Explanation: **Phosphorylation of myosin is essential for contraction.** - In **smooth muscle**, the **myosin light chain (MLC)** must be phosphorylated by **myosin light chain kinase (MLCK)** to enable interaction with actin and initiate contraction. - This phosphorylation causes a conformational change in the **myosin head**, increasing its ATPase activity and allowing cross-bridge cycling. *Calmodulin plays no role in smooth muscle contraction.* - **Calmodulin (CaM)** is crucial for smooth muscle contraction, as it binds **calcium ions (Ca²⁺)** forming a Ca²⁺-CaM complex. - This complex then activates **myosin light chain kinase (MLCK)**, which phosphorylates myosin, triggering contraction. *None of the options.* - This statement is incorrect because one of the provided options, "Phosphorylation of myosin is essential for contraction," is indeed true. *Troponin plays a significant role in smooth muscle contraction.* - Unlike **striated muscle (skeletal and cardiac)**, **smooth muscle** does not contain **troponin**. - Regulation of smooth muscle contraction is primarily **calcium-calmodulin-dependent**, with roles for **MLCK** and **MLCP**, rather than troponin.
Question 233: What does the transient response observed during the insertion of an electrode in electromyography (EMG) indicate?
- A. Spontaneous muscle activity
- B. Voluntary muscle contraction
- C. Cell membrane disruption (Correct Answer)
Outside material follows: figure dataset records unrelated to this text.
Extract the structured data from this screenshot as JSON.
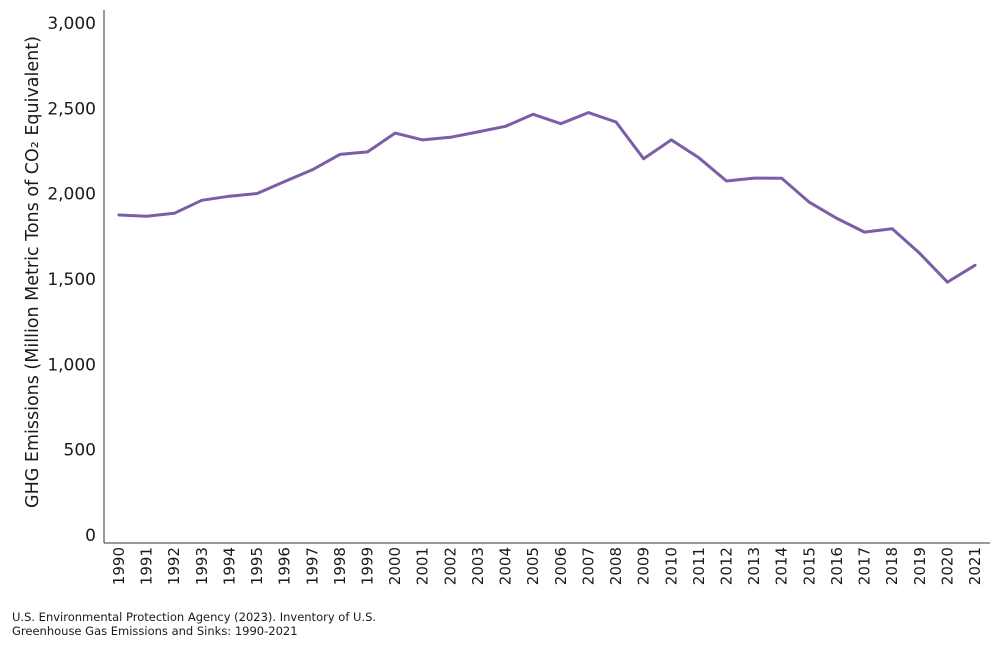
{
  "chart_data": {
    "type": "line",
    "ylabel": "GHG Emissions (Million Metric Tons of CO₂ Equivalent)",
    "xlabel": "",
    "ylim": [
      0,
      3000
    ],
    "yticks": [
      {
        "value": 0,
        "label": "0"
      },
      {
        "value": 500,
        "label": "500"
      },
      {
        "value": 1000,
        "label": "1,000"
      },
      {
        "value": 1500,
        "label": "1,500"
      },
      {
        "value": 2000,
        "label": "2,000"
      },
      {
        "value": 2500,
        "label": "2,500"
      },
      {
        "value": 3000,
        "label": "3,000"
      }
    ],
    "grid": false,
    "legend": "none",
    "line_color": "#7b5ea7",
    "categories": [
      "1990",
      "1991",
      "1992",
      "1993",
      "1994",
      "1995",
      "1996",
      "1997",
      "1998",
      "1999",
      "2000",
      "2001",
      "2002",
      "2003",
      "2004",
      "2005",
      "2006",
      "2007",
      "2008",
      "2009",
      "2010",
      "2011",
      "2012",
      "2013",
      "2014",
      "2015",
      "2016",
      "2017",
      "2018",
      "2019",
      "2020",
      "2021"
    ],
    "series": [
      {
        "values": [
          1875,
          1868,
          1885,
          1961,
          1985,
          2001,
          2071,
          2140,
          2230,
          2245,
          2355,
          2315,
          2330,
          2362,
          2395,
          2465,
          2410,
          2475,
          2420,
          2205,
          2315,
          2210,
          2074,
          2091,
          2090,
          1950,
          1855,
          1775,
          1795,
          1650,
          1482,
          1580
        ]
      }
    ]
  },
  "source": {
    "line1": "U.S. Environmental Protection Agency (2023). Inventory of U.S.",
    "line2": "Greenhouse Gas Emissions and Sinks: 1990-2021"
  }
}
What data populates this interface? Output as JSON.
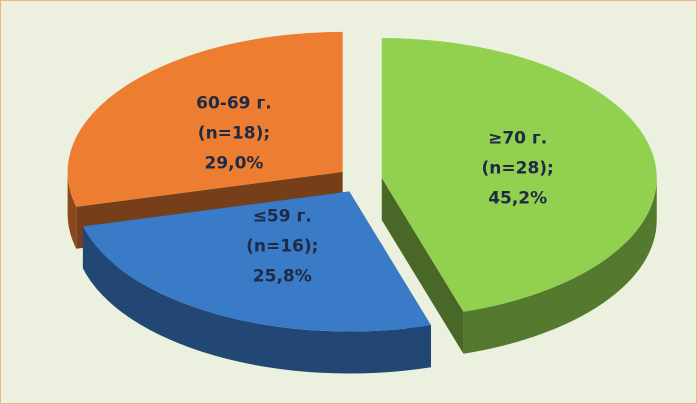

- D. Induced muscle contraction
Explanation: **Cell membrane disruption** - The **transient response** observed during electrode insertion in **EMG** is caused by the mechanical trauma of the needle disrupting the **muscle fiber cell membranes**. - This disruption leads to a brief depolarization and subsequent repolarization of the affected fibers, generating characteristic electrical activity. *Spontaneous muscle activity* - **Spontaneous muscle activity**, such as **fibrillation potentials** or **positive sharp waves**, occurs independently of electrode insertion. - While observed during EMG, these are indicative of **denervation** or **myopathy** and are not directly caused by the act of insertion itself. *Voluntary muscle contraction* - **Voluntary muscle contraction** is recorded when the patient actively contracts the muscle and results in **motor unit action potentials (MUAPs)**. - This is a distinct process from the transient activity produced by electrode insertion. *Induced muscle contraction* - **Induced muscle contraction** typically refers to activity caused by **nerve stimulation** (e.g., in nerve conduction studies) or direct electrical stimulation of the muscle. - This is not the mechanism for the transient response during simple electrode insertion.